Je devrais arrêter de prendre le train parce qu’impossible de me réfréner, j’ai beau faire et beau dire, il suffit que la personne en face de moi repose son journal pour que je me jette dessus et lise avec une épouvantable délectation les anecdotes tristes, les gros titres et les hauts faits de mon époque, et si je m’écoutais dans ces moments-là, je débarquerais un de ces quatre matins avec mon fusil d’assaut et on parlerait de moi dans le gratuit du lendemain.

*

Nous travaillons dans d’effroyables conditions mais sous ce qu’ils appellent surveillance électronique, c’est-à-dire en sécurité, notre sécurité disent-ils dépend de nous et de notre bonne volonté, alors nous nous plions, nous faisons avec, de toute façon disent-ils c’est la crise et bien des gens voudraient être à notre place, alors nous disent-ils arrêtez de vous plaindre vous n’en avez pas le droit, nous sommes des privilégiés c’est vrai, assurons notre sécurité et tout ira bien – mais un de ces jours nous ferons la grève et nous séquestrerons notre patron, et tant pis si ça tourne mal.

*

Tu ne t’y attendais pas, n’est-ce pas? Tu pensais faire comme tous les soirs, rencogné incognito dans la petite pièce qui te sert de bureau, faire l’innommable devant ton écran, regarder ces innocents ces enfants que tu aimes tant et si mal. Comme tous les soirs tu as pressé le bouton d’un doigt qui légèrement tremblait d’une impatience mal contenue, tu as attendu en déboutonnant déjà ton pantalon que démarre ton ordinateur, le visage blême éclairé dans la pénombre par la lumière de l’écran, tu as jeté un petit coup d’œil par-dessus ton épaule pour vérifier que la porte était fermée.

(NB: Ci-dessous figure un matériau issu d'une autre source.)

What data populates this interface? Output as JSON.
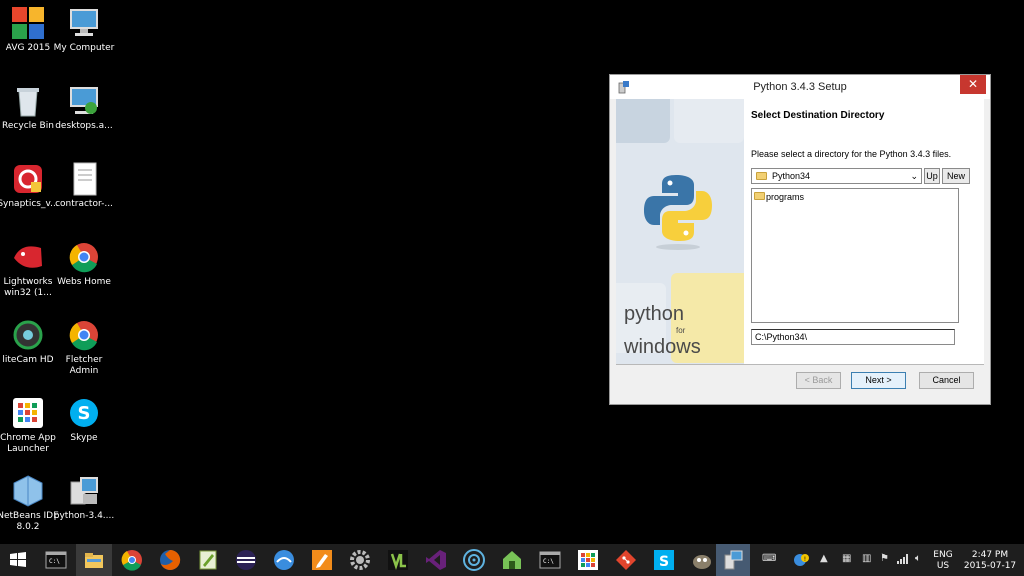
{
  "desktop": {
    "icons": [
      {
        "label": "AVG 2015",
        "icon": "avg-icon"
      },
      {
        "label": "My Computer",
        "icon": "computer-icon"
      },
      {
        "label": "Recycle Bin",
        "icon": "recycle-bin-icon"
      },
      {
        "label": "desktops.a...",
        "icon": "network-computer-icon"
      },
      {
        "label": "Synaptics_v...",
        "icon": "synaptics-installer-icon"
      },
      {
        "label": "contractor-...",
        "icon": "document-icon"
      },
      {
        "label": "Lightworks win32 (1...",
        "icon": "lightworks-icon"
      },
      {
        "label": "Webs Home",
        "icon": "chrome-icon"
      },
      {
        "label": "liteCam HD",
        "icon": "litecam-icon"
      },
      {
        "label": "Fletcher Admin",
        "icon": "chrome-icon"
      },
      {
        "label": "Chrome App Launcher",
        "icon": "app-launcher-icon"
      },
      {
        "label": "Skype",
        "icon": "skype-icon"
      },
      {
        "label": "NetBeans IDE 8.0.2",
        "icon": "netbeans-icon"
      },
      {
        "label": "python-3.4....",
        "icon": "installer-icon"
      }
    ]
  },
  "dialog": {
    "title": "Python 3.4.3 Setup",
    "close_label": "✕",
    "banner": {
      "brand_top": "python",
      "brand_for": "for",
      "brand_bottom": "windows"
    },
    "heading": "Select Destination Directory",
    "description": "Please select a directory for the Python 3.4.3 files.",
    "directory_select_value": "Python34",
    "up_label": "Up",
    "new_label": "New",
    "folder_list": [
      "programs"
    ],
    "path_value": "C:\\Python34\\",
    "back_label": "< Back",
    "next_label": "Next >",
    "cancel_label": "Cancel"
  },
  "taskbar": {
    "items": [
      "windows-start-icon",
      "command-prompt-icon",
      "file-explorer-icon",
      "chrome-icon",
      "firefox-icon",
      "notepad-plus-icon",
      "eclipse-icon",
      "fiddler-icon",
      "pencil-icon",
      "settings-gear-icon",
      "vlc-icon",
      "visual-studio-icon",
      "atom-icon",
      "android-icon",
      "command-prompt-icon",
      "app-launcher-icon",
      "git-icon",
      "skype-icon",
      "gimp-icon",
      "installer-icon"
    ],
    "language": "ENG",
    "region": "US",
    "time": "2:47 PM",
    "date": "2015-07-17"
  }
}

Tu trépignais, insultant la lenteur de cette saloperie de PC, jusqu’à ce qu’enfin tu puisses cliquer sur l’icône t’ouvrant la porte des ignobles plaisirs sales, et ton œil brillait pendant que tu patientais, s’est rapetissé soupçonneux en voyant le temps devenir long, s’est ouvert d’une sorte d’effroi quand est apparu à l’écran le message qui te disait connexion échouée – et alors la peur sur tes traits, tu as senti venir l’étouffement du manque, pas ce soir non ce soir j’en ai besoin de mes innocents, et ta pâleur de mort solitaire quand, la main toujours dans ton pantalon, tes yeux sont tombés sur le petit œil noir de la caméra, scintillant juste au-dessus de l’écran.

*

Ils n’ont pas apprécié le regard que leur a lancé ce type. Ils l’ont suivi et ont observé son inquiétude quand il a jeté un œil par-dessus son épaule, ils se sont approchés de lui lentement, il n’a pas osé courir. Une insulte a fusé, un coup est parti, ils s’y sont tous mis: le type s’est retrouvé au sol. Ils étaient nombreux, et pendant que certains s’acharnaient sur lui, d’autres filmaient avec leur portable, et il n’avait pas fini de saigner sur le trottoir que déjà sur internet les vidéos le montraient, sous plusieurs angles, jetant par-dessus son épaule un regard d’inquiétude.

*

Elle l’entendit à la radio, vérifia sur internet: ainsi c’était vrai, ce volcan qui fumait envoyait ses cendres vers son fils son enfant son innocent si fragile, que se passerait-il lorsqu’il aurait inhalé cet air empoisonné, dans quelles souffrances se convulserait-il? Déjà des médecins en parlaient, disaient les mots prudence mais ne pas s’alarmer, disaient attention aux personnes à risque, mon fils est-il une personne à risque, oui elle l’avait toujours su, depuis sa naissance et ses pleurs maladifs elle avait toujours eu peur qu’on le lui enlève qu’on le lui vi-le qu’on le lui tue, elle avait craint son ex-mari cet obsédé et maintenant on allait le lui étouffer, elle avait craint les inondations les tremblements de terre les incendies les fusillades de supermarché et ça viendrait du ciel comme une bénédiction à l’envers. Ah non ça non, elle éteignit la radio, courut à sa voiture et démarra en saisis-sant son téléphone pour appeler son fils et le prévenir, qu’il ne prenne pas le bus elle venait le chercher; il ne répondit pas et elle se de-manda pourquoi, elle crai-gnit le pire et quand elle vit la fillette courir sur la route elle pensa simplement, ma-ternellement: oh non cette histoire va me mettre en retard.

*

Et vous? Vous, vous vous dites en repliant votre journal que de toute façon, quoi qu’il advienne, quoi qu’il leur passe par la tête, à tous, ça finira bien par leur passer; c’est ce que vous vous dites, vous épargnant ainsi la lourde tâche d’en rire ou de désespérer.

B. P.

(Archives PA, N° 83, Juillet 2010)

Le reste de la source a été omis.